Sport mit psychischen Beeinträchtigungen

Intro

Eine inzwischen häufig angewandte Therapie bei psychischen Beeinträchtigungen ist Sport. Durch regelmässige körperliche Aktivität können nicht nur negativen Folgen von Bewegungsmangel wie zum Beispiel Übergewicht, Herz-Kreislauf-Erkrankungen, erhöhter Blutdruck oder Diabetes, vorgebeugt werden. Ebenso kann sportliche Betätigung vor psychischen Störungen schützen oder als Begleittherapie in der Behandlung eingesetzt werden.

Bei Personen mit Depressionen kann Sport positive Auswirkungen auf das Wohlbefinden haben. Das zeigt auch das folgende Video:

Kletterangebot für Menschen mit psychischen Beeinträchtigungen

Basics

Behinderungsbild* - Bewegungen verstehen bei psychischen Beeinträchtigungen

* Im Zusammenhang mit psychischen Beeinträchtigungen spricht man eigentlich nicht von Behinderungen. Damit alle unsere Lernbausteine eine einheitliche Struktur haben, wurde dieser Begriff dennoch beibehalten.

Kreis mit fünf Kästchen, in jedem Kästchen befindet sich ein Körpersystem. Die Kästchen mit den Körpersystemen "psychisch-emotionales System" und "Wahrnehmungssystem" sind weiss ausgefüllt. Alle anderen Kästchen sind grau.
Betroffene Körpersysteme bei psychischen Beeinträchtigungen: psychisch-emotionales System und Wahrnehmungssystem.

Psychische Beeinträchtigungen sind sehr individuell und vielfältig. Der Einfluss derselben psychischen Beeinträchtigung auf das Verhalten kann zwischen zwei Personen ganz unterschiedlich ausfallen. Auch treten psychische Beeinträchtigungen selten alleine auf. In den allermeisten Fällen liegen zugleich zwei oder mehrere Störungen vor.

Zu den oft verbreiteten oder bekannten psychischen Beeinträchtigungen zählen in der Regel folgende (alphabetisch geordnet):

  • Affektive Störungen (Depressionen, Bipolare Störung, Manie)

  • Angststörungen

  • Persönlichkeitsstörungen

  • Sucht- oder substanzgebundene Störungen

  • Traumafolgestörungen

  • Zwangsstörungen

Die psychische Verfassung wird durch das Empfinden und Verhalten einer Person ausgedrückt. Menschen mit einer psychischen Störung denken, fühlen und handeln daher oftmals anders als in der Gesellschaft erwartet oder als normal angenommen wird.

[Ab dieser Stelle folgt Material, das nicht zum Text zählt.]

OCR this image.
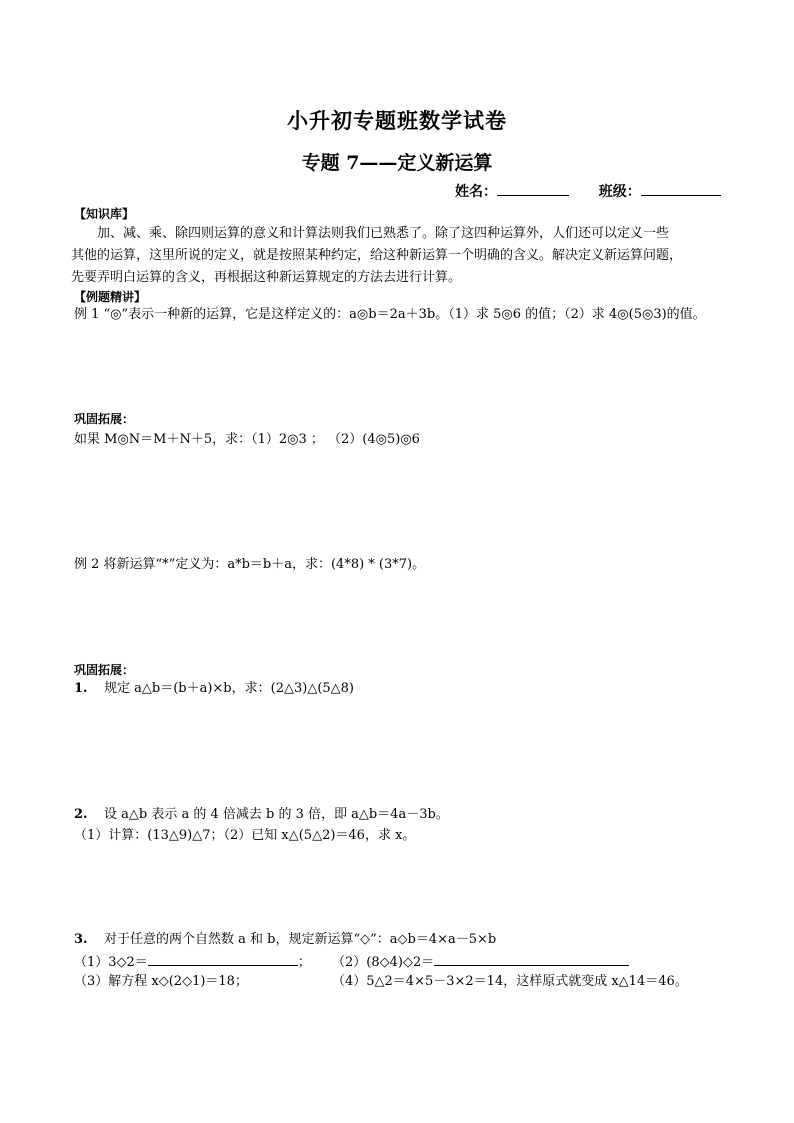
小升初专题班数学试卷
专题 7——定义新运算
姓名：	班级：
【知识库】

加、减、乘、除四则运算的意义和计算法则我们已熟悉了。除了这四种运算外，人们还可以定义一些

其他的运算，这里所说的定义，就是按照某种约定，给这种新运算一个明确的含义。解决定义新运算问题，

先要弄明白运算的含义，再根据这种新运算规定的方法去进行计算。

【例题精讲】
例 1 “◎”表示一种新的运算，它是这样定义的：a◎b＝2a＋3b。（1）求 5◎6 的值；（2）求 4◎(5◎3)的值。
巩固拓展：
如果 M◎N＝M＋N＋5，求：（1）2◎3 ； （2）(4◎5)◎6
例 2 将新运算“*”定义为：a*b＝b＋a，求：(4*8) * (3*7)。
巩固拓展：
1. 规定 a△b＝(b＋a)×b，求：(2△3)△(5△8)
2. 设 a△b 表示 a 的 4 倍减去 b 的 3 倍，即 a△b＝4a－3b。
（1）计算：(13△9)△7；（2）已知 x△(5△2)＝46，求 x。
3. 对于任意的两个自然数 a 和 b，规定新运算“◇”：a◇b＝4×a－5×b
（1）3◇2＝	； （2）(8◇4)◇2＝
（3）解方程 x◇(2◇1)＝18；	（4）5△2＝4×5－3×2＝14，这样原式就变成 x△14＝46。
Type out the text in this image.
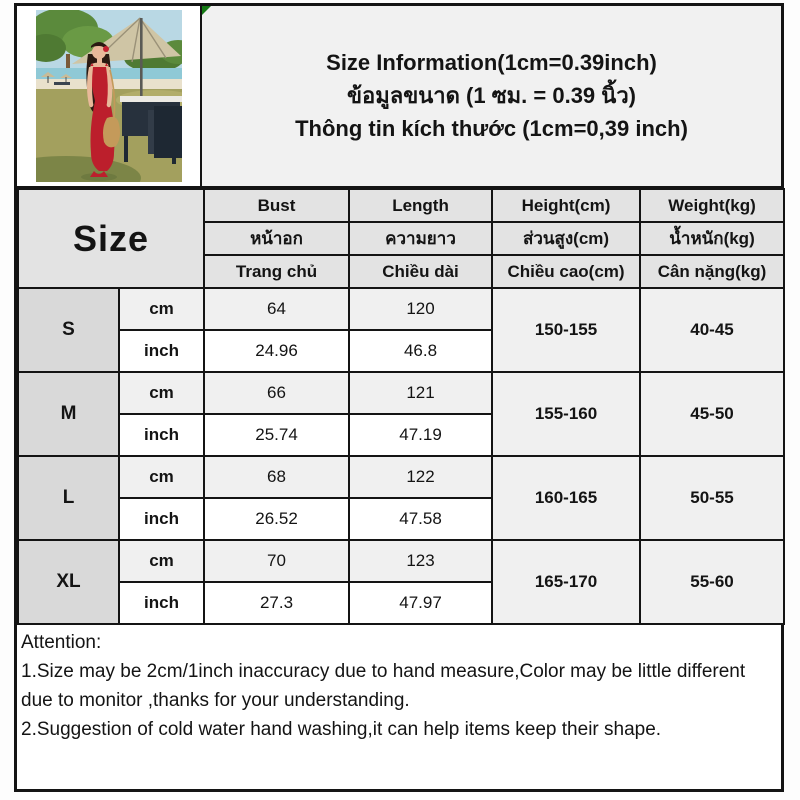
Size Information(1cm=0.39inch)
ข้อมูลขนาด (1 ซม. = 0.39 นิ้ว)
Thông tin kích thước (1cm=0,39 inch)
Size		Bust	Length	Height(cm)	Weight(kg)
		หน้าอก	ความยาว	ส่วนสูง(cm)	น้ำหนัก(kg)
		Trang chủ	Chiều dài	Chiều cao(cm)	Cân nặng(kg)
S	cm	64	120	150-155	40-45
	inch	24.96	46.8		
M	cm	66	121	155-160	45-50
	inch	25.74	47.19		
L	cm	68	122	160-165	50-55
	inch	26.52	47.58		
XL	cm	70	123	165-170	55-60
	inch	27.3	47.97		
Attention:
1.Size may be 2cm/1inch inaccuracy due to hand measure,Color may be little different
due to monitor ,thanks for your understanding.
2.Suggestion of cold water hand washing,it can help items keep their shape.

Die Folgen im Sport können daher ebenfalls vielfältig sein und entstehen eher aus den aktuell vorliegenden Symptomen als aus der «Diagnose». Es heisst, dass bei derselben Diagnose unterschiedliche Symptome auftreten können. Demensprechend kann sich das von den Aussenstehenden wahrgenommene Verhalten unterscheiden.

Im Folgenden lernst du nun zwei psychische Beeinträchtigungen etwas näher kennen - Depression und Angststörung.

Depression

Sport mit einer leichten bis mittelschweren Depression

Die Depression gehört zu den sogenannten affektiven Störungen. Menschen mit einer Depression berichten über Antriebslosigkeit. Sie können unter einer inneren Leere, an negativen Gedanken und Emotionen (z.B. Gefühl der Wertlosigkeit) leiden. Oft führt dies zu einem grossen Abbau der sozialen Kontakte und Verlust des Interesses an vorher gerne ausgeführten Aktivitäten und Hobbies. Sich zu Bewegung oder zum Sport aufzuraffen kann zunehmend schwieriger werden.

Zugleich ist es erwiesen, dass Bewegung und Sport für Menschen mit Depression bei der Linderung der Symptome wirksam sind. Hierbei kann sportliche Aktivität helfen:

Fahre mit dem Mauszeiger über das Bild, um mögliche positive Effekte von Sport bei Depression zu entdecken.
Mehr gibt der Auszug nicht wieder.